There is a large volume of information about managing teams in the literature. They need to be a workable size. The members must cumulatively know what the team needs to know. They must be given clear objectives, as well as what resources are at their disposal. But individual diversity still can impede effectiveness if the members cannot find a way to work together effectively.

The earlier example given involving a Data Scientist being made available to an HR department illustrates yet another challenge… the members must be able to communicate with each other. And in order to communicate the parties must have overlapping knowledge. A PhD in Decision Science is not likely to have much information about human resource management principles. An HR practitioner may have limited statistical knowledge. The lack of a shared space can cause a disconnect when the two try to arrive at a mutually agreed to approach to what has to be done. When external data is used in analysis it must be relevant data. Someone must decide if data about what makes a Software Designer successful at Google should be used to predict outcomes in an entirely different type of organization. Using data from law firms that litigate may not be advisable if the organization does not litigate… the competencies that make someone successful in one place may have no application in another. Although the HR person might insist the Data Scientist read the job description for the role being recruited for this is unlikely to provide the understanding necessary to select relevant data.

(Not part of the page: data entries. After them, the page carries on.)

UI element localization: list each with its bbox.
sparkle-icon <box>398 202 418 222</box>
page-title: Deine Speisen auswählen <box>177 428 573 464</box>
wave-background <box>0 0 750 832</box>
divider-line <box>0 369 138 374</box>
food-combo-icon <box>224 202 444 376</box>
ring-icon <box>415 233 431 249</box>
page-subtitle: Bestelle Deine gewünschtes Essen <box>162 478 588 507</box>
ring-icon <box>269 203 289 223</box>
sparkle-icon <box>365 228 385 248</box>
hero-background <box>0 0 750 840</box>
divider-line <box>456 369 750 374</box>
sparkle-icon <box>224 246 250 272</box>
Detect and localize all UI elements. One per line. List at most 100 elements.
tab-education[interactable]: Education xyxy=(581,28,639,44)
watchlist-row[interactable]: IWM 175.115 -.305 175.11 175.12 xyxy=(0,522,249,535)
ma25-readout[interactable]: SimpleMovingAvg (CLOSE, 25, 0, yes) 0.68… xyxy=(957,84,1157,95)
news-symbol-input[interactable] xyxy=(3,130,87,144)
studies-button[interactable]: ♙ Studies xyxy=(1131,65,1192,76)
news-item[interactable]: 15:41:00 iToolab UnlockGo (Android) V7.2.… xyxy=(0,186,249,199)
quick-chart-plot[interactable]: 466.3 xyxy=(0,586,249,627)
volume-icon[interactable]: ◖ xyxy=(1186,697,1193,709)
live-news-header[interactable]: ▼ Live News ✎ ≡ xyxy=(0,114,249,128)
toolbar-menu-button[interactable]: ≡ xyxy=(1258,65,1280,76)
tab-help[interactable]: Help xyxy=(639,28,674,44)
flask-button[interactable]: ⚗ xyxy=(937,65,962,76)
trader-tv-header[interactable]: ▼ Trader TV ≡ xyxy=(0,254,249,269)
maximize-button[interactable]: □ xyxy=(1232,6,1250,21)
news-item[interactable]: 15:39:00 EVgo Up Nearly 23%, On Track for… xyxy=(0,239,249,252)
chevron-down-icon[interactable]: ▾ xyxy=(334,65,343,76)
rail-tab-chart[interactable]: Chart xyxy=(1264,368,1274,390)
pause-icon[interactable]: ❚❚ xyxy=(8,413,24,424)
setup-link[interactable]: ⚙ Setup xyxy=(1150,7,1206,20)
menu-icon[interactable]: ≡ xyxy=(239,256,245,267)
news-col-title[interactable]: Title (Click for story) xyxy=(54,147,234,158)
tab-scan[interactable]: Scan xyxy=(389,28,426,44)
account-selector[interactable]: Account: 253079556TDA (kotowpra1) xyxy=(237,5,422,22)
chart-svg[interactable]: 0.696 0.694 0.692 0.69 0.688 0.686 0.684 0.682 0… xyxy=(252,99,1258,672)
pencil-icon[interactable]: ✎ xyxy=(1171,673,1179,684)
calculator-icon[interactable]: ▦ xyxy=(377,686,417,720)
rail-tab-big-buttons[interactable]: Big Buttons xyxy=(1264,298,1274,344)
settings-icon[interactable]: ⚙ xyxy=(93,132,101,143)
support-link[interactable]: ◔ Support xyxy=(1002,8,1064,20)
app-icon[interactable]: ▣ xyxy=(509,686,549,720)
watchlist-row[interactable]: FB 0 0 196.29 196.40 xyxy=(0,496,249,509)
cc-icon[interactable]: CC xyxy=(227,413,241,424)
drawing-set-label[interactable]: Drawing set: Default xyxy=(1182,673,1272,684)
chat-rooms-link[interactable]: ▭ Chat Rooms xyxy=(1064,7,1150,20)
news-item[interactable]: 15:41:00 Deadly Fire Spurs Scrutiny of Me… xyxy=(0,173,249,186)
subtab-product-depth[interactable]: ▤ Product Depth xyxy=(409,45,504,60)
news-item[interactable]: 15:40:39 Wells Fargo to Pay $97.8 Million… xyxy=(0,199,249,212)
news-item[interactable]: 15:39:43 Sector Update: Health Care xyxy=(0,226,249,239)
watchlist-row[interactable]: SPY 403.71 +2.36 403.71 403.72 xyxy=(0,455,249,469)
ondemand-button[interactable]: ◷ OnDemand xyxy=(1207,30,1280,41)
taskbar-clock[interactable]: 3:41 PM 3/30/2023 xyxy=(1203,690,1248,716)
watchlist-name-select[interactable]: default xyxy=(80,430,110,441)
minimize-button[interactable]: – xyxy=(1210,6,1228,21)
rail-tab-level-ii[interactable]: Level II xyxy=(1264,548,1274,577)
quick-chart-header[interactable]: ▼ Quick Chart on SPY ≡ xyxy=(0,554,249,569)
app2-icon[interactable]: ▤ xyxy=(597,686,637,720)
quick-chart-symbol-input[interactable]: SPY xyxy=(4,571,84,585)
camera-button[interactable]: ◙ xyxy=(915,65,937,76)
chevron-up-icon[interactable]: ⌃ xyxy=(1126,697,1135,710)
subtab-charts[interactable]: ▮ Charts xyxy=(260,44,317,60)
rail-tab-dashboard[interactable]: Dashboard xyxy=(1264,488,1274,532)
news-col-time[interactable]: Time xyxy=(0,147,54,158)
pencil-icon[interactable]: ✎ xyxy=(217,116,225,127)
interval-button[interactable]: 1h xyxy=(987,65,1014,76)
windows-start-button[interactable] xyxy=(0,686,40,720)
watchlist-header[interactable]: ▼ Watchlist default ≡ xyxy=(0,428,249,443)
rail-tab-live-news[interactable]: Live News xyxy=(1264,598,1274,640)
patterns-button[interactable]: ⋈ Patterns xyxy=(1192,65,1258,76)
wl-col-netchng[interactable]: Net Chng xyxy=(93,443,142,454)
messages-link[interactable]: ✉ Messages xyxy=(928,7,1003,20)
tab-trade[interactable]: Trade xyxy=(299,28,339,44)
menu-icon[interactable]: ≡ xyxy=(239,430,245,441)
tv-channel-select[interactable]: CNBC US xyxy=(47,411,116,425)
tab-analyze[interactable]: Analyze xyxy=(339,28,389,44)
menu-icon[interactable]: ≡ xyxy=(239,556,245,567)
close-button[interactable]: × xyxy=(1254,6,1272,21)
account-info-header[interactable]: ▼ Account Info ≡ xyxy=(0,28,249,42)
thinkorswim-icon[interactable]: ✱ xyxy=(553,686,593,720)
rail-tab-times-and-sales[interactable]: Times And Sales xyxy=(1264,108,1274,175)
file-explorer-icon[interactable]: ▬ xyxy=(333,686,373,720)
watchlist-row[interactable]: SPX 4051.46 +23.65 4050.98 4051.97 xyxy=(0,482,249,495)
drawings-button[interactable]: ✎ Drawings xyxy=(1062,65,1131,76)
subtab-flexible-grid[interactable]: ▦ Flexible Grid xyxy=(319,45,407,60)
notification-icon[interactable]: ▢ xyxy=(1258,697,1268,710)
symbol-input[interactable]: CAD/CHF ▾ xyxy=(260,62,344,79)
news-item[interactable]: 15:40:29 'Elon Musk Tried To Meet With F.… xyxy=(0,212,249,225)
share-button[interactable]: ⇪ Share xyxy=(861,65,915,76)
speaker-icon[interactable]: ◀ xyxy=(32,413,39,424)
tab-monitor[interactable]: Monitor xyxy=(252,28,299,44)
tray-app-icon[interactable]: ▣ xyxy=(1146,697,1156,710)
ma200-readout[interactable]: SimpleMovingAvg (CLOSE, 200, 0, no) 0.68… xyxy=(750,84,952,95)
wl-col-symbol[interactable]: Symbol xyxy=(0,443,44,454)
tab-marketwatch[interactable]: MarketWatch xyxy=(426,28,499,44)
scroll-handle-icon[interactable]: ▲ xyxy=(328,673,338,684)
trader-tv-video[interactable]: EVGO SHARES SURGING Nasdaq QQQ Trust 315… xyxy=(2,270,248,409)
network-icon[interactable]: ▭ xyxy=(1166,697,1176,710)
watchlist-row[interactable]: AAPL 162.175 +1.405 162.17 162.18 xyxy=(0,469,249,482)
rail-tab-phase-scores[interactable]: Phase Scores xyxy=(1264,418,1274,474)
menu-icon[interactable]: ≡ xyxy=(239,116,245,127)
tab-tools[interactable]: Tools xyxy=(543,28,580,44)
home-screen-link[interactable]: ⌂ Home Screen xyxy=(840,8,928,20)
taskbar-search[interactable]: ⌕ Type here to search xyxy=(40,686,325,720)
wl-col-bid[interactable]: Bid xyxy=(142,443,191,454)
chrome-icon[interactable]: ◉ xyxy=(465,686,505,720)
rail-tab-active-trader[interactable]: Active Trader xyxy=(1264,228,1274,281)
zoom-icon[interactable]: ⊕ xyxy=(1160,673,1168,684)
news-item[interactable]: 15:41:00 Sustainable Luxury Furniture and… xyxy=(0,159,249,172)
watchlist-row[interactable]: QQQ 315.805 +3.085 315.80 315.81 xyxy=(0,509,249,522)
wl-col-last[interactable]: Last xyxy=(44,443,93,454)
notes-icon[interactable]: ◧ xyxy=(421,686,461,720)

There are jokes about the different perspectives of people in different occupations. Engineers will keep working to make the product the best it can be, no matter the cost or whether the customer cares about added capabilities. Accountants will cut funds off when the product achieves minimally acceptable performance. Much of this stereotyping is not warranted but there are effects created by how people are trained and socialized in their occupational fields. And when people from diverse backgrounds attempt to integrate their thinking it can present challenges.

All of these potential obstacles to team effectiveness can be dealt with. But failing to go beyond the simplistic requirement that collectively the team members have the necessary technical knowledge may result in teams that do not do what they must do because they cannot work together effectively.